Tue May 13 14:12:37 EDT 2003

On 2003-05-12 at 19:20:41 [+0200], you wrote:
> Even with attachments it takes some doing.  The articles database 
> actually tends to be double the size of the .txt archive for the same 
> month.  Not only this particular list.

> | Novice question? How easy would it be just to dump to a database rather 
> | than using Python storage?
> 
> I don't know if anyone has a clear picture of this next generation 
> system, it's just the subject of a dormant mailing list 
> http://rogue.amk.ca/mailman/listinfo/ng-arch

mm, I've just read this and there is some interesting stuff. I'm not much 
of a programmer but I always miss references to "use" in requirements 
descriptions. In an internet world we can do away with zipped versions of 
the archive at least in "monthly" or similar time-based versions. It makes 
much more sense to be able to download a whole thread or topic independent 
of which time barriers it crosses. The comparison with NNTP is good as it 
would be good to learn from the way Newsnet does it: e-mail and news aren't 
really that different as a friend of mine insists on reminding me. On his 
Amiga they've always been same...

> An external database might be a part of that picture, for all I know. I 
> would expect that if a database really would pay off, it would take some 
> rewriting anyway.  It would be trivial to use a database for storage, but 
> that would only slow things down.  Really need to find a way to use the 
> database more inside the threading algorithm.
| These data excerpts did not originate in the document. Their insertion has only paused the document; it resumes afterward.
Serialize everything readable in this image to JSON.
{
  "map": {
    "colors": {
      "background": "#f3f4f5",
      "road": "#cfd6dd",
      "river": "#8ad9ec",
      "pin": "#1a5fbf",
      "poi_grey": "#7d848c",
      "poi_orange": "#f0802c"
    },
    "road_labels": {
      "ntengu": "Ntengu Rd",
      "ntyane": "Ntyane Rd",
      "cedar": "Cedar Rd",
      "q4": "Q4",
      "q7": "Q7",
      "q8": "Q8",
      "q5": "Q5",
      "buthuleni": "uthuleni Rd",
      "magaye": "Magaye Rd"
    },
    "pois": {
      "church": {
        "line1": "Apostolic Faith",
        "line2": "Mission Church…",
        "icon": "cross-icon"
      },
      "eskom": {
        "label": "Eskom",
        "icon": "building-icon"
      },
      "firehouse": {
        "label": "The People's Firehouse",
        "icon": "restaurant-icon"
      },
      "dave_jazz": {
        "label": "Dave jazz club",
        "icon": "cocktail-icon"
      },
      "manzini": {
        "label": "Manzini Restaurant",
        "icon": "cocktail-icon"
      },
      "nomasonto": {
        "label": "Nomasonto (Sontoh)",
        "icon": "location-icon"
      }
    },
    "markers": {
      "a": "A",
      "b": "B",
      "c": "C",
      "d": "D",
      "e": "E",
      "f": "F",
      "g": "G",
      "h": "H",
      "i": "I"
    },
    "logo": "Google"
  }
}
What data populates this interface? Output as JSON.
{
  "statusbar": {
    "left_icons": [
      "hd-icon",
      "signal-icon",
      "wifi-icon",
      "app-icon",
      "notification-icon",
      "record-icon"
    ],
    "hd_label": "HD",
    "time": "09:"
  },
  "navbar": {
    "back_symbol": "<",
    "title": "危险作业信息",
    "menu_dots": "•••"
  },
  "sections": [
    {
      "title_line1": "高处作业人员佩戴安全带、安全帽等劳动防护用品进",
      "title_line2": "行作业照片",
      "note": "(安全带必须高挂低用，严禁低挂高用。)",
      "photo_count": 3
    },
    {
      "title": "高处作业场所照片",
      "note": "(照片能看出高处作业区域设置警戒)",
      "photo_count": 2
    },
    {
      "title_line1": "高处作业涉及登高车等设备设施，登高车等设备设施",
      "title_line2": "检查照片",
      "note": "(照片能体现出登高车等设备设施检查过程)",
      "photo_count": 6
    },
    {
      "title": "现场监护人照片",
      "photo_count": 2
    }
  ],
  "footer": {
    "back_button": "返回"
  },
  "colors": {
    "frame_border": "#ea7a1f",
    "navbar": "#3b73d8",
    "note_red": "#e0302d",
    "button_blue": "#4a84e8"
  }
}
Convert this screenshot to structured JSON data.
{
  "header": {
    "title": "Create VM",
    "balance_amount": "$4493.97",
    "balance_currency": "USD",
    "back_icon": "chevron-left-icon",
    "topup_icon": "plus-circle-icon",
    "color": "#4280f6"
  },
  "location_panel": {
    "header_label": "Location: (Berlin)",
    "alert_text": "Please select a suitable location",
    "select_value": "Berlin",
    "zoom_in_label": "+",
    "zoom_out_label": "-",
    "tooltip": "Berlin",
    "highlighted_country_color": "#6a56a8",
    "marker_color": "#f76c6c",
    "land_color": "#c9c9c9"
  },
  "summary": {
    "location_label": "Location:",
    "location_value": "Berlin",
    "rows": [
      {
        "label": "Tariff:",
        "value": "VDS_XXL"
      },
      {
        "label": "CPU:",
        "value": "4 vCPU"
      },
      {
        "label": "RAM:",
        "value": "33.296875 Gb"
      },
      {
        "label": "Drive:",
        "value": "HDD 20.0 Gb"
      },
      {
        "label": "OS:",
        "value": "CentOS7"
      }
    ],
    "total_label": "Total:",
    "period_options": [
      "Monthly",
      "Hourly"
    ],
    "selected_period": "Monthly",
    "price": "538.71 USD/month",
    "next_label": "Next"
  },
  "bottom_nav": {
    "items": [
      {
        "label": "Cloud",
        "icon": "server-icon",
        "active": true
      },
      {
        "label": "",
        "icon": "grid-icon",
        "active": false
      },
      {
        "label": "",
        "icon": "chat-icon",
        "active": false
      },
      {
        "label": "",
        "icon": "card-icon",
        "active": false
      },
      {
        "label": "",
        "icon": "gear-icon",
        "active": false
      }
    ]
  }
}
mm, I don't like the file system storage suggestions. It would be alright 
if more people used BFS so we could use fsquery: no problems with lots of 
files and ATTRIBUTES :-)! but we're in a minority. The Bethon list is up by 
the way: bethon-request at mail.nexon.de

But the main reason for a database would be scalability and resilience 
which seem absolutely essential for your current situation. Performance 
bottle necks can be alleviated through continuous archiving as opposed to 
cron-based CPU-killers. Put some kind of search system on top of it for 
full-text searching. I think it is very important to define the APIs so 
that storage type independance is in from the beginning. When I think of 
things, I think XML should be the way of structuring the mails but then I 
think "performance" so maybe not XML. But maybe it could help with 
modelling things and defining the interface?

Charlie